2. L'association requérante reproche à plusieurs titres à ces dispositions d'instaurer des différences de traitement inconstitutionnelles. En premier lieu, elle considère injustifiée la distinction établie entre les contribuables pour lesquels l'administration est tenue de dénoncer au procureur de la République des faits susceptibles de caractériser le délit de fraude fiscale et les autres contribuables. En deuxième lieu, en prévoyant que cette dénonciation, qui ne requiert pas l'avis conforme de la commission des infractions fiscales, dépend de l'application par l'administration de certaines pénalités fiscales, ces dispositions subordonneraient le bénéfice de la garantie que constitue cet avis à l'appréciation discrétionnaire de l'administration. En troisième lieu, en retenant également, comme critère de dénonciation obligatoire, le montant des droits éludés, elles établiraient une différence de traitement injustifiée entre les sociétés bénéficiaires et déficitaires. En dernier lieu, une autre différence de traitement inconstitutionnelle serait établie entre les sociétés contribuables ayant fait l'objet d'une majoration de 40 % en situation de réitération, selon qu'elles appartiennent ou non à un groupe fiscalement intégré. Il en résulterait une méconnaissance des principes d'égalité devant la loi et devant la procédure pénale. Par ailleurs, l'association requérante dénonce une méconnaissance du principe de personnalité des peines.

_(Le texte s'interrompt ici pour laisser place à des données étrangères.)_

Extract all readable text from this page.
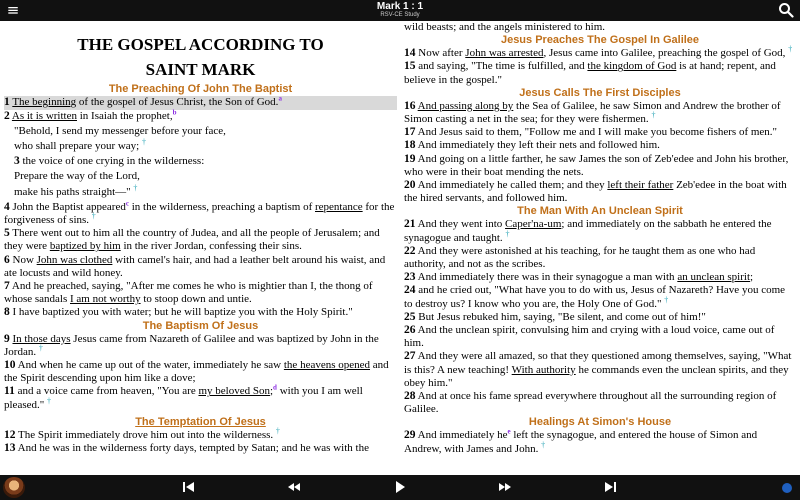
≡	Mark 1 : 1
RSV-CE Study
THE GOSPEL ACCORDING TO
SAINT MARK
The Preaching Of John The Baptist
1 The beginning of the gospel of Jesus Christ, the Son of God.$^a$
2 As it is written in Isaiah the prophet,$^b$
"Behold, I send my messenger before your face,
who shall prepare your way; †
3 the voice of one crying in the wilderness:
Prepare the way of the Lord,
make his paths straight—" †
4 John the Baptist appeared$^c$ in the wilderness, preaching a baptism of repentance for the forgiveness of sins. †
5 There went out to him all the country of Judea, and all the people of Jerusalem; and they were baptized by him in the river Jordan, confessing their sins.
6 Now John was clothed with camel's hair, and had a leather belt around his waist, and ate locusts and wild honey.
7 And he preached, saying, "After me comes he who is mightier than I, the thong of whose sandals I am not worthy to stoop down and untie.
8 I have baptized you with water; but he will baptize you with the Holy Spirit."
The Baptism Of Jesus
9 In those days Jesus came from Nazareth of Galilee and was baptized by John in the Jordan. †
10 And when he came up out of the water, immediately he saw the heavens opened and the Spirit descending upon him like a dove;
11 and a voice came from heaven, "You are my beloved Son;$^d$ with you I am well pleased." †
The Temptation Of Jesus
12 The Spirit immediately drove him out into the wilderness. †
13 And he was in the wilderness forty days, tempted by Satan; and he was with the
wild beasts; and the angels ministered to him.
Jesus Preaches The Gospel In Galilee
14 Now after John was arrested, Jesus came into Galilee, preaching the gospel of God, †
15 and saying, "The time is fulfilled, and the kingdom of God is at hand; repent, and believe in the gospel."
Jesus Calls The First Disciples
16 And passing along by the Sea of Galilee, he saw Simon and Andrew the brother of Simon casting a net in the sea; for they were fishermen. †
17 And Jesus said to them, "Follow me and I will make you become fishers of men."
18 And immediately they left their nets and followed him.
19 And going on a little farther, he saw James the son of Zeb'edee and John his brother, who were in their boat mending the nets.
20 And immediately he called them; and they left their father Zeb'edee in the boat with the hired servants, and followed him.
The Man With An Unclean Spirit
21 And they went into Caper'na-um; and immediately on the sabbath he entered the synagogue and taught. †
22 And they were astonished at his teaching, for he taught them as one who had authority, and not as the scribes.
23 And immediately there was in their synagogue a man with an unclean spirit;
24 and he cried out, "What have you to do with us, Jesus of Nazareth? Have you come to destroy us? I know who you are, the Holy One of God." †
25 But Jesus rebuked him, saying, "Be silent, and come out of him!"
26 And the unclean spirit, convulsing him and crying with a loud voice, came out of him.
27 And they were all amazed, so that they questioned among themselves, saying, "What is this? A new teaching! With authority he commands even the unclean spirits, and they obey him."
28 And at once his fame spread everywhere throughout all the surrounding region of Galilee.
Healings At Simon's House
29 And immediately he$^e$ left the synagogue, and entered the house of Simon and Andrew, with James and John. †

3. Par conséquent, la question prioritaire de constitutionnalité porte sur le premier alinéa et les 1° à 3° du paragraphe I de l'article L. 228 du livre des procédures fiscales.
4. Selon l'article 6 de la Déclaration des droits de l'homme et du citoyen de 1789, la loi « doit être la même pour tous, soit qu'elle protège, soit qu'elle punisse ». Son article 16 dispose : « Toute société dans laquelle la garantie des droits n'est pas assurée, ni la séparation des pouvoirs déterminée, n'a point de Constitution ». S'il est loisible au législateur, compétent pour fixer les règles de la procédure pénale en vertu de l'article 34 de la Constitution, de prévoir des règles de procédure différentes selon les faits, les situations et les personnes auxquelles elles s'appliquent, c'est à la condition que ces différences ne procèdent pas de distinctions injustifiées et que soient assurées aux justiciables des garanties égales.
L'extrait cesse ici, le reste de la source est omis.